Inverter using salvaged transformer

[buick51]

Available sources for ferrite transformers are CFL,CDROM supply(IDE power supply) or ATX PC power supply.
The CDROM adapter is cheap it has 220 ac input ,12v 2A 5v 2A output.
I think its ferrite transformer can handle the low power (less than 5 watt) 12 volt to 300v dc /dc inverter i want to make.
To deal with this transformer without the trial and error method i have to figure out its size and shape code for ex. ee16 ,ee35,etd,ei,...and its ferrite material type.
According to its size and shape it is an EI as in the attached figure but is it custum
and does not belong to the standard series ?
It is gapped so what is the most efficient inverter circuit that i should use?

 

[moffy]

The easiest way to determine the transformer is to take some measurements.
1. A sine wave input into one winding and measuring the outputs will give you the ratios.
2. Applying a square wave voltage to the winding you want to use and observing the current ramp, will give you the inductance. If the current rises quickly at the end then you have the saturation current. The current needs to be of the order that you intend to use to get realistic readings. Also because transformers can look a bit like a short circuit if they saturate limit the maximum current.

 

[buick51]

Thank you for your reply.
I know the number of turns for each winding (in its original circuit) can this be a guide in making the inverter circuit ? , i have dismantled it and if it is not a custom transformer it is much easier to know its power limit from datasheet . is this a standard size transformer?

 

[moffy]

The most direct way to find what you need is to do the measurements. Sorry the diagram doesn't provide any detail of the transformer apart from the number of windings.

 

[buick51]

I agree that measurement is needed but i have dismantled it ,unwind it, now i am to rewind it.

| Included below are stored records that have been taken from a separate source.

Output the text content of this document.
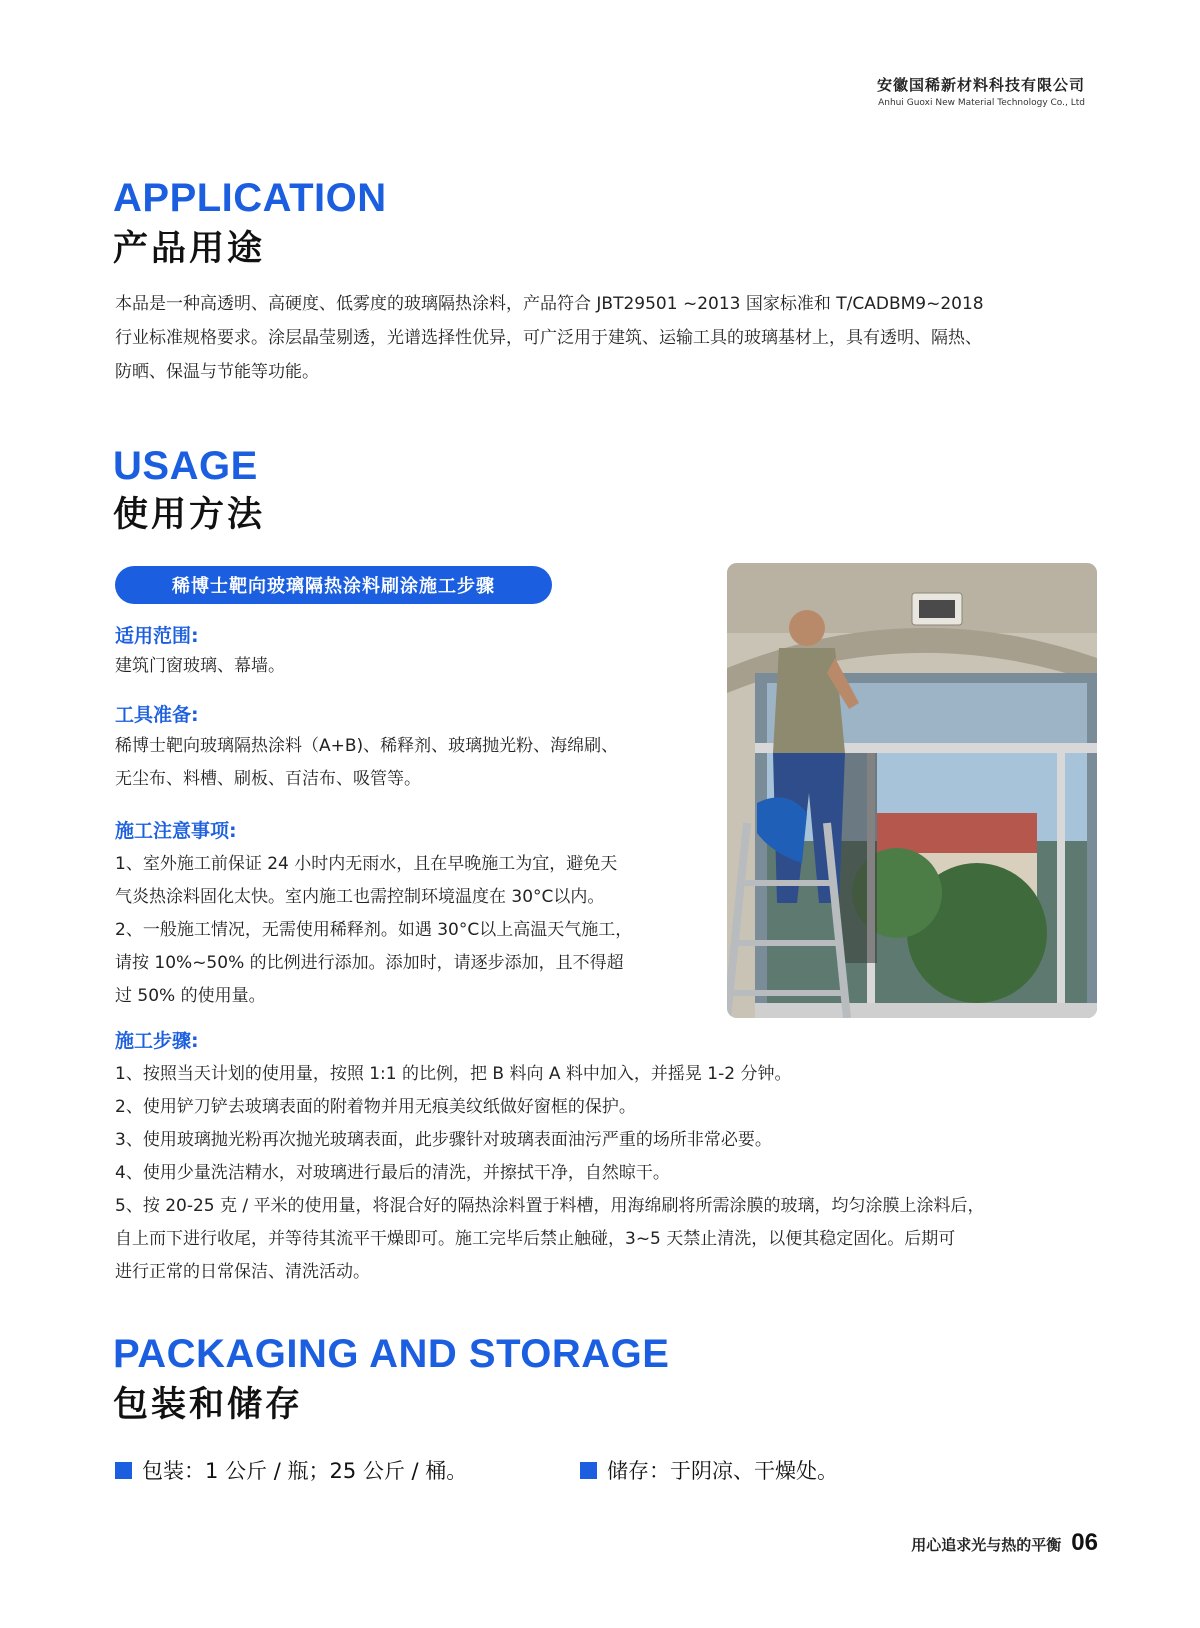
安徽国稀新材料科技有限公司
Anhui Guoxi New Material Technology Co., Ltd
APPLICATION
产品用途
本品是一种高透明、高硬度、低雾度的玻璃隔热涂料，产品符合 JBT29501 ~2013 国家标准和 T/CADBM9~2018
行业标准规格要求。涂层晶莹剔透，光谱选择性优异，可广泛用于建筑、运输工具的玻璃基材上，具有透明、隔热、
防晒、保温与节能等功能。
USAGE
使用方法
稀博士靶向玻璃隔热涂料刷涂施工步骤
适用范围:
建筑门窗玻璃、幕墙。
工具准备:
稀博士靶向玻璃隔热涂料（A+B)、稀释剂、玻璃抛光粉、海绵刷、
无尘布、料槽、刷板、百洁布、吸管等。
施工注意事项:
1、室外施工前保证 24 小时内无雨水，且在早晚施工为宜，避免天
气炎热涂料固化太快。室内施工也需控制环境温度在 30°C以内。
2、一般施工情况，无需使用稀释剂。如遇 30°C以上高温天气施工，
请按 10%~50% 的比例进行添加。添加时，请逐步添加，且不得超
过 50% 的使用量。
施工步骤:
1、按照当天计划的使用量，按照 1:1 的比例，把 B 料向 A 料中加入，并摇晃 1-2 分钟。
2、使用铲刀铲去玻璃表面的附着物并用无痕美纹纸做好窗框的保护。
3、使用玻璃抛光粉再次抛光玻璃表面，此步骤针对玻璃表面油污严重的场所非常必要。
4、使用少量洗洁精水，对玻璃进行最后的清洗，并擦拭干净，自然晾干。
5、按 20-25 克 / 平米的使用量，将混合好的隔热涂料置于料槽，用海绵刷将所需涂膜的玻璃，均匀涂膜上涂料后，
自上而下进行收尾，并等待其流平干燥即可。施工完毕后禁止触碰，3~5 天禁止清洗，以便其稳定固化。后期可
进行正常的日常保洁、清洗活动。
PACKAGING AND STORAGE
包装和储存
包装：1 公斤 / 瓶；25 公斤 / 桶。	储存：于阴凉、干燥处。
用心追求光与热的平衡 06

Now before rewinding it that is the data i had :

1-winding (7,8) has 32 turns,winding (1,3) has 4 turns ,winding (2,4) 4 turns and winding (5,6) 6 turns (known by dismantling ).

2-the supply 308v (220*1.4) applied to pin 8 of winding 7,8 as there is a mains bridge rectifier followed by 22UF 400v ,capacitor partially shown in the schematic .

That was the original circuit data.

Now i have made a simple driver circuit (555 followed by a power transistor 2sd401). The new circuit will have a supply of 12v and i am going to rewind the trasnsformer.

Am i to wind 32 turns for the secondary and 32*12/300= 1.3 turn for the primary?
or 4 turns primary and 4*300/12 =100 turn for secondary,the problem is that the original circuit has feedback as winding7,8 and 1,3 have a ratio of 32/4=8 and the amplitude of the signal is controlled by this feedback.

To make it short !!! if i am to do measurement i have to rewind the transformer ,better for the new application(12 to 300v),assuming almost 12 v squarewave input (neglecting VCEsat ).what number of turns should i use to do the measurement?

 

[moffy]

Just put say 4 turns on the transformer and you can do all the measurements. Once that is done you can design and then wind your final transformer. Lp = k*N*N where:
Lp = primary inductance
k = constant associated with that transformer core
N = number of turns.
t is time
I is current

Lp = V*t/I for a step input.(as long as it doesn't saturate)

The other important constant is the maximum V*t which is equivalent to L*I. This determines the saturation point of the core.
Vo/Vi = Vi*No/Ni.
That's the essential formulas for designing a transformer. Also allow about a 30% drop in saturation level for temperature effects on the core.

 

[buick51]

Thank you.

 

[moffy]

Sorry but I forgot the important formula that saturation is proportional to N*I (N= no of turns, I=current).e.g. if you have 5turns at 10A and 10turns at 5A they have the same saturation or magnetizing value even though the inductor with 10turns is 4 times larger than the one with 5.